One does not wonder that our Missionaries, with their homoeopathic remedies,
have such delightful results to bring us. But, in spite of all adverse
circumstances, in spite of all the ways in which we are constantly poisoning
ourselves and doing violence to our being, Homoeopathy the indicated remedy
properly prescribed can work seeming miracles. And, again and again, we take
heart; and try, so much as in us lies, to pass on the good news.

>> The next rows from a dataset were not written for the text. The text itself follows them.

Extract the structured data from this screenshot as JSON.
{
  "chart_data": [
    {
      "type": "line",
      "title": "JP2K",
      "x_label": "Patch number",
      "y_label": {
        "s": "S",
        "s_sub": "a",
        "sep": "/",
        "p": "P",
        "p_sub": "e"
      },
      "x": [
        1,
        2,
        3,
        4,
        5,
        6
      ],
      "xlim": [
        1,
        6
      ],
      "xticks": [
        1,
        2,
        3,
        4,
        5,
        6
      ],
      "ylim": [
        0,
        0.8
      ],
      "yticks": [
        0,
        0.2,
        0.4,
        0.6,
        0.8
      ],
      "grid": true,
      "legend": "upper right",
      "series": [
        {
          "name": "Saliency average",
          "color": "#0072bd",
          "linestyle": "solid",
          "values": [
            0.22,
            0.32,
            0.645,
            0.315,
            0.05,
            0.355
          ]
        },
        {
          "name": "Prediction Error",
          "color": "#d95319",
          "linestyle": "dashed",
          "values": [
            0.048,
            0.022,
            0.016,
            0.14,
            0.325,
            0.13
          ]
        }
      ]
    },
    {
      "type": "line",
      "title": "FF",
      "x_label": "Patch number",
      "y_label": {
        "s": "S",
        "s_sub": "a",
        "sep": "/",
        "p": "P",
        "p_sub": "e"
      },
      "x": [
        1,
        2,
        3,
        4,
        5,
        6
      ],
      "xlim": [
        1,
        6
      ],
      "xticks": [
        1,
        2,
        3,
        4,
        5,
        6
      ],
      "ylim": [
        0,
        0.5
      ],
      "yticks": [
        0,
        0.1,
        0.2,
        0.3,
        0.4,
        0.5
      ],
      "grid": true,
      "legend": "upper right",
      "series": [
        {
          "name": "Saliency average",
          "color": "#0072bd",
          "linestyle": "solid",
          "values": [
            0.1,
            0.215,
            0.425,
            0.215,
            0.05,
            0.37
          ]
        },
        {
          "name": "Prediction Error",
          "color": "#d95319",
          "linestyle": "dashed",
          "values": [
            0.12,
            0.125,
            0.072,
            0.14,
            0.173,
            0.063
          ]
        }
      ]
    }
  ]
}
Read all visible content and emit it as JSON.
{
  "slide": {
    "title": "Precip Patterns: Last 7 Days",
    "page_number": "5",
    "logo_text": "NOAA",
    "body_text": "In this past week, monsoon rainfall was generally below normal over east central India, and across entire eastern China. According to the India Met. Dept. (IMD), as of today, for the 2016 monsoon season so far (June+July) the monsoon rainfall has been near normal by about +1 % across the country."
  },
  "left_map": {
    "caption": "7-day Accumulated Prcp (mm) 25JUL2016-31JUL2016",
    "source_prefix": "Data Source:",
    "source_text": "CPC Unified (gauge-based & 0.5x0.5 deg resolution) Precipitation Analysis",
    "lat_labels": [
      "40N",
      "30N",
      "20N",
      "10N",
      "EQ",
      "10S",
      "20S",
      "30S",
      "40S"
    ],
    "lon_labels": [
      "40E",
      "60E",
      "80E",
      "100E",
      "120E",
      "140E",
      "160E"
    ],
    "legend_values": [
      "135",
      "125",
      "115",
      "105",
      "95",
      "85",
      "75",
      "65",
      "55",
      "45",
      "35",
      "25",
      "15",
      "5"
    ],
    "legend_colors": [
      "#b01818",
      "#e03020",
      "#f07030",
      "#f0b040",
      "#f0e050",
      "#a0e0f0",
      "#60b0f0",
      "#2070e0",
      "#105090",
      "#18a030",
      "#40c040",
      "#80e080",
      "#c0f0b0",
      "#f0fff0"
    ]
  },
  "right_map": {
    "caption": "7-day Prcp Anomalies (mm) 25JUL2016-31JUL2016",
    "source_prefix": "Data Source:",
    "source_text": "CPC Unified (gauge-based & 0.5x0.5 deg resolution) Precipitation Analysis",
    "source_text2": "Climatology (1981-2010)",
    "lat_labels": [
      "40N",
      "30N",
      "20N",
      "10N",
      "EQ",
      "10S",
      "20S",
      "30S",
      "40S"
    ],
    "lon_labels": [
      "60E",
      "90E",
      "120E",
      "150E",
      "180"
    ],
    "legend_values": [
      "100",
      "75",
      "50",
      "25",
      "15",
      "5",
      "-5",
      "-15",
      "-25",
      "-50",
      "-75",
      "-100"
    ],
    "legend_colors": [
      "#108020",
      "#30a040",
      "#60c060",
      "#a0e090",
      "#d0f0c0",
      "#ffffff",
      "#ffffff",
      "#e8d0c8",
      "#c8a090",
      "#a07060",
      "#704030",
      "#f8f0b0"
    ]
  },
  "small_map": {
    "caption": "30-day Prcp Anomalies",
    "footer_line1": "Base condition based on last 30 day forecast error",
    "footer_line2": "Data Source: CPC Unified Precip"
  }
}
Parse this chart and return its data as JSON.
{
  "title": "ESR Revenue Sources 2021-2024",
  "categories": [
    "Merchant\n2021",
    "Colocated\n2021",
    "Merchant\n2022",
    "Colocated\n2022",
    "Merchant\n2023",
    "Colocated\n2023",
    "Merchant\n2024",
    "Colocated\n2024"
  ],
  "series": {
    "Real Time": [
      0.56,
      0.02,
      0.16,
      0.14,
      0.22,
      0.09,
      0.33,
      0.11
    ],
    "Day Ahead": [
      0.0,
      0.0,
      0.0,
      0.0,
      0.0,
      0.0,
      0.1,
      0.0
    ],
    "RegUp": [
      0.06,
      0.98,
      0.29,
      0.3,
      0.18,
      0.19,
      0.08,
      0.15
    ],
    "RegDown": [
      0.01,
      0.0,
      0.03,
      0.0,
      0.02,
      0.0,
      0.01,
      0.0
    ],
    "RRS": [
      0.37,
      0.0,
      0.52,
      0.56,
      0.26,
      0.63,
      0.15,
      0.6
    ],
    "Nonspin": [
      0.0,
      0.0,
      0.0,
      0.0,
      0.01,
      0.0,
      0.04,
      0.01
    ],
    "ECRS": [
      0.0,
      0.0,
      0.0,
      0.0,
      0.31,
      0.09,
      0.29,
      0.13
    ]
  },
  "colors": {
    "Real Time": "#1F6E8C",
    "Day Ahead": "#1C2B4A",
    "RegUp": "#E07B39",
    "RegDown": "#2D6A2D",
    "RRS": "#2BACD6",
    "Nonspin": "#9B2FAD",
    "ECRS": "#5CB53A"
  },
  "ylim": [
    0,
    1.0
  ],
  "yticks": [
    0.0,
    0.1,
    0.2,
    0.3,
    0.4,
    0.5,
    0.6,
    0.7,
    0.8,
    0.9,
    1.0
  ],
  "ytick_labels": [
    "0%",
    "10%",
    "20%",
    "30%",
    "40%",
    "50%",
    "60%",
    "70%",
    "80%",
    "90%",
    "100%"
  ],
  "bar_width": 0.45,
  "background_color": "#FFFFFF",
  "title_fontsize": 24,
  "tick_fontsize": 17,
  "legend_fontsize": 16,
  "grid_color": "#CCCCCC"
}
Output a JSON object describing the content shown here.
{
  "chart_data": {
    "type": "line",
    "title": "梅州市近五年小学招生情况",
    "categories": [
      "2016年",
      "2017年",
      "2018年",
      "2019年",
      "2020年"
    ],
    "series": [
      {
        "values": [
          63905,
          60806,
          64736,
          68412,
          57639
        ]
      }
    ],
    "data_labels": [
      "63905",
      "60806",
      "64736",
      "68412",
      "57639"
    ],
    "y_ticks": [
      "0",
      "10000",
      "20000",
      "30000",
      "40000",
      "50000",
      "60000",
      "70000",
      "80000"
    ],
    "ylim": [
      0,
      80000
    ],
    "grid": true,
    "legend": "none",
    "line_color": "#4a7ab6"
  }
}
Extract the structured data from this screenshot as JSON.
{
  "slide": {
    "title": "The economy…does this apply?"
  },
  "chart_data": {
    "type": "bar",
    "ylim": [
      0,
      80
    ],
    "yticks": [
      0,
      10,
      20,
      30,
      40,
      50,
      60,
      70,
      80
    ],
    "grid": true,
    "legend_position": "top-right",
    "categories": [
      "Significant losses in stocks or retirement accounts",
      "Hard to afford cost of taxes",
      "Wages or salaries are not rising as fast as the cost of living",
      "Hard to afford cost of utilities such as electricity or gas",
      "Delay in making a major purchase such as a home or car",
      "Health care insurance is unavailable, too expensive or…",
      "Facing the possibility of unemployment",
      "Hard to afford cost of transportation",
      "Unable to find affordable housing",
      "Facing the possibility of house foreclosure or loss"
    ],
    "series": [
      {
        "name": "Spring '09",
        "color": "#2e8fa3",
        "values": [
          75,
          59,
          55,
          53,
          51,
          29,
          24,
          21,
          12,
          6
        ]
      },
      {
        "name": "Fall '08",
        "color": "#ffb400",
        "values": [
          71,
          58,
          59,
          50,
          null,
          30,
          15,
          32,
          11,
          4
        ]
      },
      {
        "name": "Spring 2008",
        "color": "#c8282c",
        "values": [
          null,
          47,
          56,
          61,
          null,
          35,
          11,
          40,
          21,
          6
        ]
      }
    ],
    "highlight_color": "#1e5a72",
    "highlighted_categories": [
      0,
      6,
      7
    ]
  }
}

The following cutting from a
B.M.J. has been long "lying in wait" for energy or opportunity to
discuss "Olfaction" in these pages. It bears out the dicta of
Hahnemann as to the absorption of medicinal agents, not only by inhalation, but
also through the skin.
!!!Castor oil vapour acts as a purgative!!!
"The statement that
castor oil will purge even when rubbed into the skin occurs in Sir William
Hale-Whites Materia Medica. It is one of those sentences which may well remain
impressed on the memory of the student, although he may never see an example of
its practical application. Among the methods of administering purgatives
described in the various textbooks inhalation is not mentioned, so far as I
have seen. Yet that this mode of administering castor oil proves effective is
indicated by two examples.
"A pilot during the
Great War suffered from mild chronic constipation which necessitated periodic
laxative treatment. He was flying pusher planes, in which the engine was behind
the pilot and observer. Later, he changed to aeroplanes with rotary engines. These
engines were at the front of the machine, and used pure castor oil as a
lubricant. The smell of castor oil was prominent in the fumes which he perforce
had to inhale. He noticed that during the period when he flew these latter
machines he never required to take any laxative medicine, but, when he gave up
flying, his old constipation returned. Apart from this case, it was quite
generally known among observant flying officers that the fumes from rotary
engines kept the bowels open.
"A striking case came
to my notice recently. A mountaineer treated two pairs of climbing boots with
castor oil in the bedroom of his hotel. On retiring for the night he again
lavishly spread over the boots a layer of oil, the odour of which filled the
room. Next morning the slightly nauseating odour was still noticeable in the
room, and the owner of the boots found the purgative effect to marked that his
bowels were opened 3x in the course of the morning; he noticed, moreover, that
there was no griping effect.
"It seems justifiable
from these examples to conclude that the prolonged inhalation of the vapour of
castor oil produces a purgative effect; although Cushny states that only
volatile drugs can be used thus for their general action, Sollman writes that
"this method is used only for gaseous medicines, such as anaesthetics or
oxygen, and other authorities generally concur regarding inhalation.